PREFATORY NOTE
It is likely that the brothers in this book will be recognised by some readers who may indict the good taste of revealing a secret guarded jealously during many years. To these let it be said that the brother who attained to the highest honours and dignities of his profession earnestly desired that the truth concerning certain incidents in his earlier career should be told in a biography. A desire he was constrained reluctantly to forego. The story of the Samphires satisfies adequately enough the exigencies of a peculiar case. The many are not concerned; the few will discern truth through the thin veil of fiction.
CONTENTS
CHAPTER
- [Bubble and Squeak]
- [Billy's *v.* Bashan's]
- [Which contains a Fortune]
- [Miss Hazelby is Shocked]
- [Valete]
- [At Burlington House]
- [The Hunt Ball]
- [Barbizon]
- [At King's Charteris]
- [After Three Years]
- [In Love's Pleasaunce]
- [Betty in Stepney]
- [Bagshot on the Rampage]
- [A Moral Exigency]
- [Aphrodite Smiles and Frowns]
- [Westchester Cathedral]
- [Surrender!]
- [Ariadne in Naxos]
- [A Sanatorium in Sutherland]
- [Betty sees a Sprig of Rue]
- [Recuperation]
- [On Ben Caryll]
- [Hymeneal]
- [A Red Tie]
- [Mark Hears a Bleating]
- [Readjustment]
- [In Grub Street]
- [A Sunday in Cadogan Place]
- [The Procession of Life]
- [A Note of Interrogation]
- [Betty sees Danger Signals]
- [Betty makes Good Resolutions]
- [Illumination]
- [Charing Cross]
- [Chrysostom Returns to Chelsea]
- [Fenella]
- [Poppy and Mandragora]
- [Gonzales]
- [At the Miraflores]
- ["Come!"]
- [The Power Behind the Throne]
BROTHERS
PROLOGUE
Mark Samphire clutched tightly his mother's hand, as the big room began to fill with people. Some he knew, and these he feared: because they might speak to him, and then he would stammer, and choke, and make a piteous spectacle of himself. He wished that he were his brother, Archibald, standing on the other side of his mother, Archie, the pink-skinned and golden-haired, a tremendous fellow clad in a new sailor suit, and tolerably self-possessed, but pinker than usual, because a lady in lavender silk had hugged him and called him "a darling." Nobody called Mark a darling except his mother, and that only when they were alone. The fat butler kept shouting out more names. Mrs. Corrance and Jim arrived. Mark hoped they would sit near him. Jim was his own age—a ripe seven—and a sworn friend. Lord Randolph talked to Admiral Kirtling, the funny man who made everybody laugh. Ah! Jim had pushed his way through the crowd. In a minute the two boys were whispering together, nineteen to the dozen, for Mark seldom stammered when he talked to Jim.
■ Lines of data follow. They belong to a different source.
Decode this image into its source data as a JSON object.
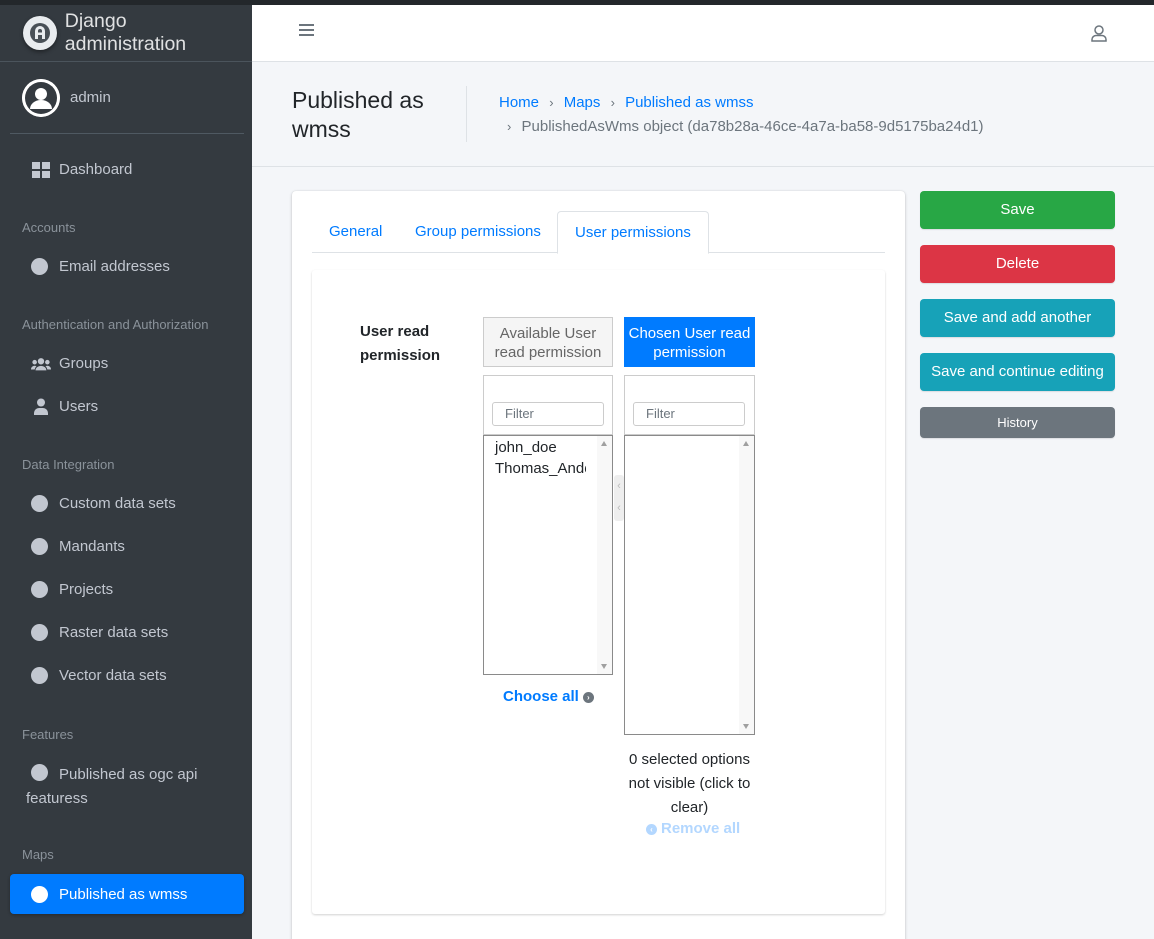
{
  "app": {
    "brand": "Django administration",
    "user": "admin"
  },
  "sidebar": {
    "dashboard": "Dashboard",
    "headers": {
      "accounts": "Accounts",
      "auth": "Authentication and Authorization",
      "data_integration": "Data Integration",
      "features": "Features",
      "maps": "Maps"
    },
    "items": {
      "email_addresses": "Email addresses",
      "groups": "Groups",
      "users": "Users",
      "custom_data_sets": "Custom data sets",
      "mandants": "Mandants",
      "projects": "Projects",
      "raster_data_sets": "Raster data sets",
      "vector_data_sets": "Vector data sets",
      "published_ogc_line1": "Published as ogc api",
      "published_ogc_line2": "featuress",
      "published_wmss": "Published as wmss"
    }
  },
  "header": {
    "page_title": "Published as wmss",
    "breadcrumb": {
      "home": "Home",
      "maps": "Maps",
      "published": "Published as wmss",
      "current": "PublishedAsWms object (da78b28a-46ce-4a7a-ba58-9d5175ba24d1)"
    }
  },
  "tabs": {
    "general": "General",
    "group_permissions": "Group permissions",
    "user_permissions": "User permissions"
  },
  "form": {
    "field_label": "User read permission",
    "available_title": "Available User read permission",
    "chosen_title": "Chosen User read permission",
    "filter_placeholder": "Filter",
    "available_options": [
      "john_doe",
      "Thomas_Anderson"
    ],
    "chosen_options": [],
    "choose_all": "Choose all",
    "remove_all": "Remove all",
    "selected_help": "0 selected options not visible (click to clear)"
  },
  "actions": {
    "save": "Save",
    "delete": "Delete",
    "save_add_another": "Save and add another",
    "save_continue": "Save and continue editing",
    "history": "History"
  },
  "colors": {
    "primary": "#007bff",
    "success": "#28a745",
    "danger": "#dc3545",
    "info": "#17a2b8",
    "secondary": "#6c757d",
    "sidebar": "#343a40"
  }
}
An older person than Mark would have seen on the faces of the assembled company an air of expectation. Big folding-doors, now shut, divided the drawing-room from the library. Upon these the eyes of the women lingered, for behind them stood mystery and—so it was reported—beauty! Meantime they chattered, talking for the most part about the house, newly built, and well named The Whim. Miss Selina Lamb, one of the Lambs from Cranberry-Orcas, who had so many relations that she was never out of half-mourning, gave information to the Dean of Westchester.